The real key is I love what I do. And when you meet anybody who loves what they do, they will naturally have a strong sense of energy to keep doing what they’re doing.
What would you describe as the greatest advantage and disadvantage of your career?
I’ve become such a celebrity in the area of service in Singapore, I cannot walk down the road without people recognizing me. It’s flattering and I always enjoy meeting people who have read my books or enjoyed an Uplifting Service program, but it’s hard to relax in public. The great advantage in the earlier part of my career as a speaker and as an author was having the greatest flexibility. If I wanted to take a week off, I could take a week off. But not today, as Uplifting Service is a growing phase, moving out into the world and serving the planet.
How do you keep your business sustainable, which is especially challenging in the training industry?
Our business model is for us to certify people who work in their organizations as Certified Course Leaders and for them to lead courses. I provide the high focus and high energy teaching on video, while the Certified Course Leaders facilitate the discussions and exercises with their colleagues. We already have Certified Course Leaders all over the world. My objective is not to build a company with hundreds of trainers, but to enable thousands of Certified Course Leaders inside our client organizations.
What career would you have pursued if not for what you’re doing now?

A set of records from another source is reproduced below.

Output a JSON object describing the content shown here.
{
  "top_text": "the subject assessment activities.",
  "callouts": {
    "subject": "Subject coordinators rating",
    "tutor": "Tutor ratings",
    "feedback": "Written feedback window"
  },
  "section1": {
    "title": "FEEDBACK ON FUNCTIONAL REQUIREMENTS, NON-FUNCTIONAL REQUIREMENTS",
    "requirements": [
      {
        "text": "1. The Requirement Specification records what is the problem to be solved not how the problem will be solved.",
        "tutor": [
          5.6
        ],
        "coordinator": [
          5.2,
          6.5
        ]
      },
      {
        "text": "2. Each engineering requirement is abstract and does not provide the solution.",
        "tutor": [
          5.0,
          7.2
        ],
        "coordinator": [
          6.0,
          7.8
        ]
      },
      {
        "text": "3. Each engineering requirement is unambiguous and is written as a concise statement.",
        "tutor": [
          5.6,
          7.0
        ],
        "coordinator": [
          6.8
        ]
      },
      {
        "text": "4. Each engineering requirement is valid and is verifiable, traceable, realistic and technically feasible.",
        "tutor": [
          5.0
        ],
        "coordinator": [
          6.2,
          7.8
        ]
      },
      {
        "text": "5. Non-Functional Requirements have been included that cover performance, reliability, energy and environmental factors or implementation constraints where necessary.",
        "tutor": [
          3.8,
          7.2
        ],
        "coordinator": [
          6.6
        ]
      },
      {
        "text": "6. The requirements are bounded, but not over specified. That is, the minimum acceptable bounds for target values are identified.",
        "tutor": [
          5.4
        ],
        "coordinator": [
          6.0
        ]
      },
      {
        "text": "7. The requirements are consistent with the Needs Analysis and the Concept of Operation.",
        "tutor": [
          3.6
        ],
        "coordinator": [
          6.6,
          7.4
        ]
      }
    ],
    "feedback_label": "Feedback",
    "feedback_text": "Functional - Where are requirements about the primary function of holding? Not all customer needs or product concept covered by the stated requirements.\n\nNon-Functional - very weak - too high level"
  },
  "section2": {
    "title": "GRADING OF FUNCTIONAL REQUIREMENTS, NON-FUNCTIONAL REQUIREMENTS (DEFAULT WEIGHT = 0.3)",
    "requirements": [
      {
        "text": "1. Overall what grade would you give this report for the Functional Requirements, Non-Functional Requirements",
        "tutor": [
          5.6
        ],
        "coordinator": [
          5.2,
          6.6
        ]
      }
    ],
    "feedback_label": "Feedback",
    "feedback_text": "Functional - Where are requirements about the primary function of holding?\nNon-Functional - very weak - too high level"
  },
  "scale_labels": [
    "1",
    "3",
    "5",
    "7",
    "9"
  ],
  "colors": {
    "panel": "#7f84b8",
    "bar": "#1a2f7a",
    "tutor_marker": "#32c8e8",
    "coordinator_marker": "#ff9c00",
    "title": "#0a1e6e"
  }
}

If I had not been a corporate trainer, I would have gotten into academic education, still an educator. I love when people are inspired to learn, improve and grow.
Who would you credit as your mentor, someone you look up to as a source of inspiration?
My grandmother taught kindergarten for 40 years in New York City, and my father says I’m her protégé. I remember when I was little, I found a notebook once which had my grandma’s lesson plans in it and that inspired me. It still does when I think about her today.
Is there a life mantra that you ascribe to?
My personal mantra is to inspire people to learn, improve and grow. That is my personal mission. Our company mission is “Uplifting the Spirit of Service Worldwide”. It could be spirit of service at home, in the community, at work or with your neighbors. So if you want to receive, don’t focus on getting. Focus on giving. When you expand what you give, you will naturally increase what you get.
What would you describe as your personal strength and weakness?
I have a couple of fortes. I have a very discerning mind. So I make a good consultant. This doesn’t make me necessarily easy to live with though, because I’ll find something about everything that could be improved. In terms of weakness, I don’t really do well with tracking all the details, especially with record keeping. So I am very grateful for the team that is forming to bring Uplifting Service to the world.
What are some tips you have for those who seek career successes in the service industry?
You’ve got to remind yourself the moment you wake up, service is really about taking care of other human beings. It is not about the invoice, it is not about the product, it is not about the policy or the shipping. As long as you keep that in mind, everything else is just form. Remember, what goes around, comes around – but you are the one who needs to start it.